И вот тут-то он и высказался по поводу того случая в лесу.
(...Когда зажигалка отказалась зажигаться. Сначала отказалась быть на обычном своем месте, а когда он, весь изогнувшись, выволок ее из необычного — она отказалась зажигаться...)
Разумеется, он ничего не знал и знать не мог. Он сказал только то, что думал об этом. То, что себе вообразил. Как сложилось все это в его воображении. Видимо, у него самого некогда имели место определенные неприятности с «опусканием». Вероятно, в армии. Или, может быть, в тюрьме?..
Кто его за язык тянул, дурака молодого? Ох уж этот пресловутый синдром юношеской открытости... Все настроение испортил. Разговор сразу потерял всякую привлекательность. Разговор оказался скомкан и кончился не по-доброму.
— Завтра же принесешь недостающие страницы, — сказал ему Станислав на прощанье. — Можешь оставить себе копии, если так уж хочется. Или наоборот: копии — мне, оригинал себе. Но — завтра.

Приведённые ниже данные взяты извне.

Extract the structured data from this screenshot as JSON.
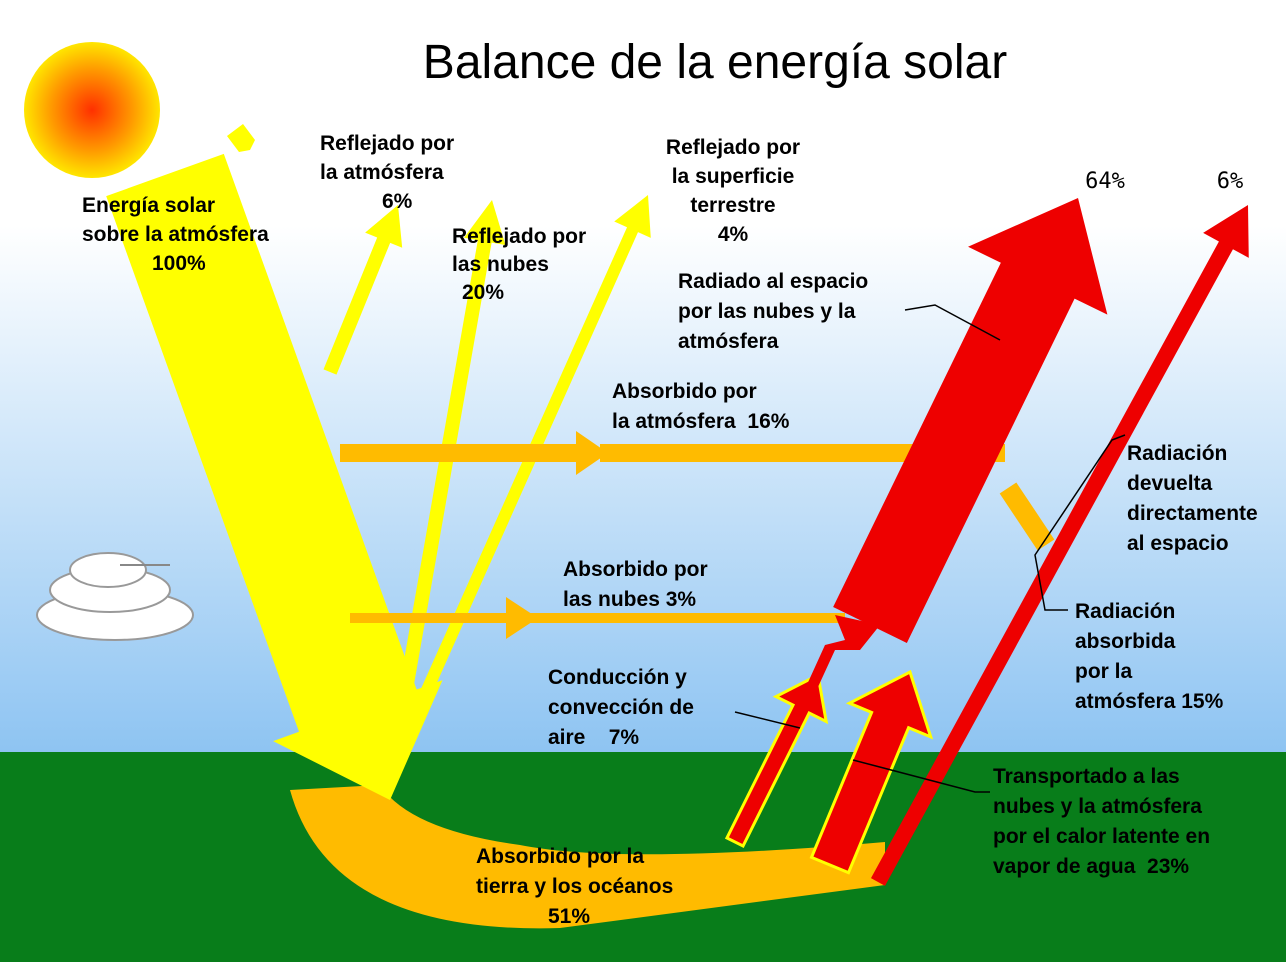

Однако завтра Ваня не пришел. И послезавтра тоже. Он вообще не пришел. Пришлось специально его, дурака, разыскивать, его искали и нашли — в Москве, уже после путча, в начале сентября, в какой-то окраинной больнице. Он был сильно обожжен — руки, лицо, горло, — и правая ступня оказалась прострелена. Около Белого дома его видели, он был там заметен и себя не жалел. Странный юноша.
— Ты странный юноша, — сказал ему Станислав в конце концов. — Но ты мне нравишься. Я и сам странный, согласен-нет? Ладно, ты меня окончательно убедил. Иди сейчас к Крониду Сергеичу... да-да, прямо сейчас... он сделает тебе документы.